The Reservoir Attention Network: Cross-Pass State in Pretrained Transformers via Content-Addressable Reservoir Injection
Summary
The Reservoir Attention Network (RAN) is an architectural study exploring the injection of a fixed, randomly-initialized reservoir into the mid-layer attention of pretrained transformers to carry state across forward passes. This feasibility and dynamics study conducted experiments on GPT-2 (124M, 355M) and Qwen2.5 (0.5B, 1.5B) models, utilizing a single consumer GPU. The tasks involved minimal probes designed to isolate individual mechanisms. A key design choice was leaving the reservoir untrained (fixed random) to specifically determine if untrained recurrent dynamics alone are sufficient for carrying usable cross-pass state, positioning trained recurrence as a more complex, complementary future direction.
Key takeaway
For Machine Learning Engineers exploring efficient stateful transformer architectures, this study demonstrates that even untrained recurrent dynamics, via a fixed reservoir, can enable cross-pass state. You should consider investigating the injection of such randomly-initialized reservoirs into your pretrained models, as shown on GPT-2 and Qwen2.5, to potentially achieve memory across interactions without the overhead of training the recurrent component. This approach offers a path towards always-alive agent capabilities.
Key insights
The Reservoir Attention Network enables cross-pass state in pretrained transformers using an untrained, fixed reservoir.
Principles
- Untrained recurrent dynamics can carry cross-pass state.

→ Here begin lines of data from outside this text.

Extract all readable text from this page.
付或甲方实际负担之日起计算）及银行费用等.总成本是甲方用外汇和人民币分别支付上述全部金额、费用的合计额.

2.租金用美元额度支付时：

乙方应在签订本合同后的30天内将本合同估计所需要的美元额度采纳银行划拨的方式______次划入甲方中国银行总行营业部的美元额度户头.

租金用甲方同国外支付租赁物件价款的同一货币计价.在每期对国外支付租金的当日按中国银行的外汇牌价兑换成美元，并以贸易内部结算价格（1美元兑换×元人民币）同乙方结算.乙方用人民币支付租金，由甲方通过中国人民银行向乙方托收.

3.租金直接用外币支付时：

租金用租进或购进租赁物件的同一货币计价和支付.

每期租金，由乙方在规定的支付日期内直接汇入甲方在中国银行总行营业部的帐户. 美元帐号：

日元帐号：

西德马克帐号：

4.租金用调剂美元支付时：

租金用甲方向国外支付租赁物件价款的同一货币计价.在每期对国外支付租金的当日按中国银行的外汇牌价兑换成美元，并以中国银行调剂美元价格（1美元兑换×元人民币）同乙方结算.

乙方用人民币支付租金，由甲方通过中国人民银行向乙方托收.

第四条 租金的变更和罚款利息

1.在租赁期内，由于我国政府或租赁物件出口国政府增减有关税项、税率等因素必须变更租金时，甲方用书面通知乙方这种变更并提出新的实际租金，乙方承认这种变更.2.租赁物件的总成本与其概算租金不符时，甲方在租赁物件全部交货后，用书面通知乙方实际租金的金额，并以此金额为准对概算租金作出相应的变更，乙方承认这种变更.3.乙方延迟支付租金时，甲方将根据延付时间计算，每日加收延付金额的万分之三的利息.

- Fixed random reservoirs inject into mid-layer attention.
Method
Inject a fixed, randomly-initialized reservoir into the mid-layer attention of a pretrained transformer to establish cross-pass state without training the reservoir itself.
In practice
- Test reservoir injection on GPT-2 and Qwen2.5.

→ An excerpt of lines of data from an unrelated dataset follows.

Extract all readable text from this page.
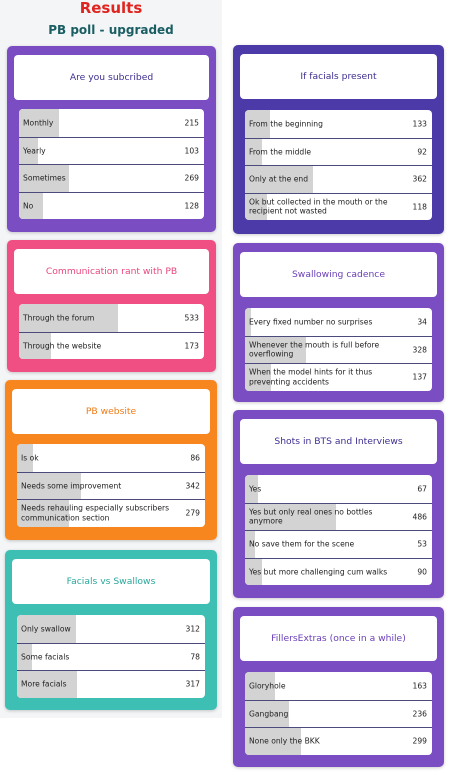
Results
PB poll - upgraded
Are you subcribed
Monthly	215
Yearly	103
Sometimes	269
No	128
If facials present
From the beginning	133
From the middle	92
Only at the end	362
Ok but collected in the mouth or the recipient not wasted	118
Communication rant with PB
Through the forum	533
Through the website	173
Swallowing cadence
Every fixed number no surprises	34
Whenever the mouth is full before overflowing	328
When the model hints for it thus preventing accidents	137
PB website
Is ok	86
Needs some improvement	342
Needs rehauling especially subscribers communication section	279
Shots in BTS and Interviews
Yes	67
Yes but only real ones no bottles anymore	486
No save them for the scene	53
Yes but more challenging cum walks	90
Facials vs Swallows
Only swallow	312
Some facials	78
More facials	317
FillersExtras (once in a while)
Gloryhole	163
Gangbang	236
None only the BKK	299
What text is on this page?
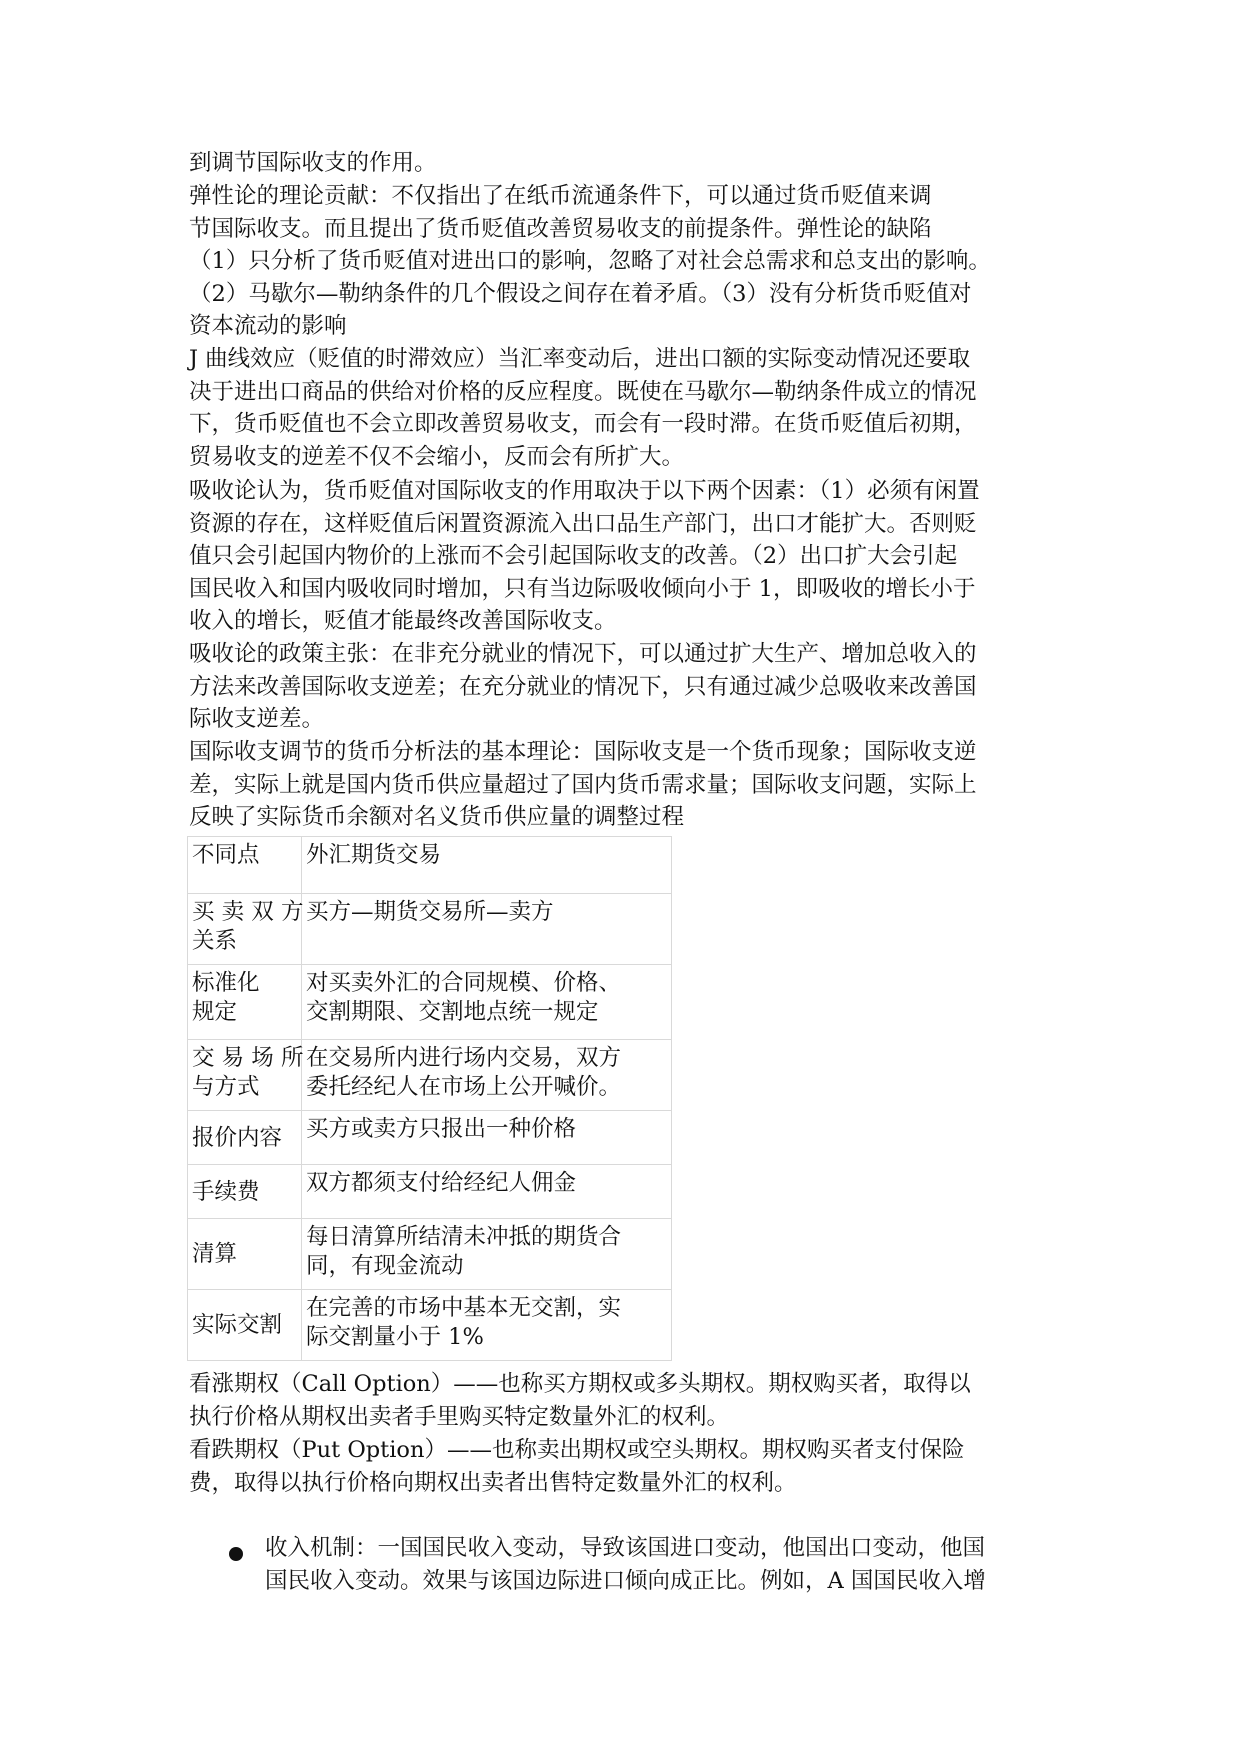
到调节国际收支的作用。
弹性论的理论贡献：不仅指出了在纸币流通条件下，可以通过货币贬值来调
节国际收支。而且提出了货币贬值改善贸易收支的前提条件。弹性论的缺陷
（1）只分析了货币贬值对进出口的影响，忽略了对社会总需求和总支出的影响。
（2）马歇尔—勒纳条件的几个假设之间存在着矛盾。（3）没有分析货币贬值对
资本流动的影响
J 曲线效应（贬值的时滞效应）当汇率变动后，进出口额的实际变动情况还要取
决于进出口商品的供给对价格的反应程度。既使在马歇尔—勒纳条件成立的情况
下，货币贬值也不会立即改善贸易收支，而会有一段时滞。在货币贬值后初期，
贸易收支的逆差不仅不会缩小，反而会有所扩大。
吸收论认为，货币贬值对国际收支的作用取决于以下两个因素：（1）必须有闲置
资源的存在，这样贬值后闲置资源流入出口品生产部门，出口才能扩大。否则贬
值只会引起国内物价的上涨而不会引起国际收支的改善。（2）出口扩大会引起
国民收入和国内吸收同时增加，只有当边际吸收倾向小于 1，即吸收的增长小于
收入的增长，贬值才能最终改善国际收支。
吸收论的政策主张：在非充分就业的情况下，可以通过扩大生产、增加总收入的
方法来改善国际收支逆差；在充分就业的情况下，只有通过减少总吸收来改善国
际收支逆差。
国际收支调节的货币分析法的基本理论：国际收支是一个货币现象；国际收支逆
差，实际上就是国内货币供应量超过了国内货币需求量；国际收支问题，实际上
反映了实际货币余额对名义货币供应量的调整过程
不同点	外汇期货交易

买 卖 双 方
关系	买方—期货交易所—卖方

标准化
规定	对买卖外汇的合同规模、价格、
交割期限、交割地点统一规定

交 易 场 所
与方式	在交易所内进行场内交易，双方
委托经纪人在市场上公开喊价。

报价内容	买方或卖方只报出一种价格

手续费	双方都须支付给经纪人佣金

清算	每日清算所结清未冲抵的期货合
同，有现金流动

实际交割	在完善的市场中基本无交割，实
际交割量小于 1%
看涨期权（Call Option）——也称买方期权或多头期权。期权购买者，取得以
执行价格从期权出卖者手里购买特定数量外汇的权利。
看跌期权（Put Option）——也称卖出期权或空头期权。期权购买者支付保险
费，取得以执行价格向期权出卖者出售特定数量外汇的权利。
收入机制：一国国民收入变动，导致该国进口变动，他国出口变动，他国
国民收入变动。效果与该国边际进口倾向成正比。例如，A 国国民收入增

- Utilize a single consumer GPU for architectural probes.
Topics
- Reservoir Attention Network
- Pretrained Transformers
- Cross-Pass State
- Recurrent Dynamics
- GPT-2
- Qwen2.5
Best for: Research Scientist, AI Scientist, Machine Learning Engineer, AI Architect
Related on AIssential
Editorial summary, takeaway, and curation by AIssential. Original article published by Artificial Intelligence.